Looks like the "Sliders" we talked about a few years ago? https://www.hfunderground.com/board/index.php/topic,12565.0.html

I still notice them from time to time, mostly on the higher frequencies, very rarely on the lower bands.

Yes, many of the same waterfall signatures shown here were also shown by the OP in that thread :)
There were several different types of other RFI source signals discussed in that thread.
These signals have been around for many years, but recently they have increased dramatically, especially in Asia.

Let's talk about the source of these signals.
There seems to be a design trend in the source equipment, toward targeting the HF ISM bands, such as 13 MHz and 27 MHz.
But, for the RF industrial devices which need to be designed around a lower fundamental work frequency such as 2 MHz or 10 MHz, they can produce very strong harmonics up the spectrum.
While the lower frequency fundamental power may be suppressed and only propagate locally, the higher harmonics are more difficult to shield and can propagate via the ionosphere, to be monitored thousands of miles away.

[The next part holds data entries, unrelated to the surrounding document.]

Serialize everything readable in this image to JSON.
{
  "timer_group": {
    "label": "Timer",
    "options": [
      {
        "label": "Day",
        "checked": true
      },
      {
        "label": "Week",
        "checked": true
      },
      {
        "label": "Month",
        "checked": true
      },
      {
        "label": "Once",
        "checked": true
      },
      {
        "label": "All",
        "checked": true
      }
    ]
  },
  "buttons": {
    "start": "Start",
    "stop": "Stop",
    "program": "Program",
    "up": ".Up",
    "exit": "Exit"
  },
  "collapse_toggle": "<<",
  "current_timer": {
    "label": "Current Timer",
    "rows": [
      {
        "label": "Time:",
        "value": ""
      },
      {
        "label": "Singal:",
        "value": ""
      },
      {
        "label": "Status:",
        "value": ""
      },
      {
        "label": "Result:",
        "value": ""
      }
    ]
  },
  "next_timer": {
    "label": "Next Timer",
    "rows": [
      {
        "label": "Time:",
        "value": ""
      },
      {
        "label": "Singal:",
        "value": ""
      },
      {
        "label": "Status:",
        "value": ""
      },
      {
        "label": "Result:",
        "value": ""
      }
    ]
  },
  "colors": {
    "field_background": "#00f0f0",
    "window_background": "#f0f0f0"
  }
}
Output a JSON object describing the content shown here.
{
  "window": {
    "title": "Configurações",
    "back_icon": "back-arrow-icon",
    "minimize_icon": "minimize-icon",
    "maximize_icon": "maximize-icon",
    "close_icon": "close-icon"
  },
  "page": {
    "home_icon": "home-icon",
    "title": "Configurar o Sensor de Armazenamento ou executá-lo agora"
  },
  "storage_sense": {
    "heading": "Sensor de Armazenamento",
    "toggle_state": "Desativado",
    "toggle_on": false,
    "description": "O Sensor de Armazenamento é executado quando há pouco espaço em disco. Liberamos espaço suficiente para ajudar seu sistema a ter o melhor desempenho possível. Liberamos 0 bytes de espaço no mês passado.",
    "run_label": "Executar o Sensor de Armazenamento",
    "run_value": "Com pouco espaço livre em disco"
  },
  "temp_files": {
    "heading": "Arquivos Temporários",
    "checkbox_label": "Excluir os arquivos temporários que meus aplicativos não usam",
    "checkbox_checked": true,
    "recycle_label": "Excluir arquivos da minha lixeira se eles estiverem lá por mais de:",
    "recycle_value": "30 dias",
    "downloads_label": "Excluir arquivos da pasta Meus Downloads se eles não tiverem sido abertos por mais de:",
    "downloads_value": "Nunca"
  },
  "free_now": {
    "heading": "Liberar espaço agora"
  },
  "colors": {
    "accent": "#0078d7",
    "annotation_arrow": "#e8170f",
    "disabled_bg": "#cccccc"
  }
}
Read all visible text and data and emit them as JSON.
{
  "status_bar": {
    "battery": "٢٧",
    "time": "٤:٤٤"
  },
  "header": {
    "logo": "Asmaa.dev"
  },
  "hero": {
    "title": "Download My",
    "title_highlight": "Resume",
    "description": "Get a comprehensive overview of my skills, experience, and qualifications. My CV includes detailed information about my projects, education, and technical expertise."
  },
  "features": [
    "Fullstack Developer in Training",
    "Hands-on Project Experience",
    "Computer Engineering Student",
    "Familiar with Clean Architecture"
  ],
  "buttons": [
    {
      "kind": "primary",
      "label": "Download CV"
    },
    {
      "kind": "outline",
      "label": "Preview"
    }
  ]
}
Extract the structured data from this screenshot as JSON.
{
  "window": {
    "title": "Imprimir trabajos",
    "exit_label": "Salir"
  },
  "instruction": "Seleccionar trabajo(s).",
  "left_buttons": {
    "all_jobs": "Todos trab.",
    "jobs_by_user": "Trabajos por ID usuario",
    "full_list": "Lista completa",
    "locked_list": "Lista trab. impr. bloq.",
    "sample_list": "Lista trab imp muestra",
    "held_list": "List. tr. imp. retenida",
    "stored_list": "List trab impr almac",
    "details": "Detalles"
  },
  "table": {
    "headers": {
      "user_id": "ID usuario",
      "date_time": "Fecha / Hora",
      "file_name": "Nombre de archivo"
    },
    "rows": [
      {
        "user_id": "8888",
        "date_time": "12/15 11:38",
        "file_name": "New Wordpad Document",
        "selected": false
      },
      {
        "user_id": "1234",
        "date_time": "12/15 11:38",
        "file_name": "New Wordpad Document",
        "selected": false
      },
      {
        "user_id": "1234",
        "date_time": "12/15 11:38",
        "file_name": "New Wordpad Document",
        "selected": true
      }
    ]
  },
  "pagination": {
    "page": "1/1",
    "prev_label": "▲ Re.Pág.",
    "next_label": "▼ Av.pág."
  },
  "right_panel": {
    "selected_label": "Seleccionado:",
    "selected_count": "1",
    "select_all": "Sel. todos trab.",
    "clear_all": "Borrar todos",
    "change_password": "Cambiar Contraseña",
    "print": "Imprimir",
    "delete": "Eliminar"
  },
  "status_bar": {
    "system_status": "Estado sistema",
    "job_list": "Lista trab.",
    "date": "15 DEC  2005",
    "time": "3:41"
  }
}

The proliferation of low cost RF sealing machines for use in consumer product packaging materials can explain the worldwide rise of widespread RFI from these devices.

Estimated by the signal strength compared to similarly located CB radio signals, some of the industrial RF power devices appear to be transmitting 10 Watts to 500 Watts ERP (Effective Radiated Power) into the air.


RF sealing is utilized to make many types of items, the most common is "blister pack" or "clam shell" product packaging and medical disposables.
RF welding is utilized for all types of materials, mostly metal, polymers, or plastics.
RF cutting is utilized for metal or plastic.
RF plasma cutters are common in metal machining and processes.
RF heating, laminating, embossing, and curing for wood and wood glue is common.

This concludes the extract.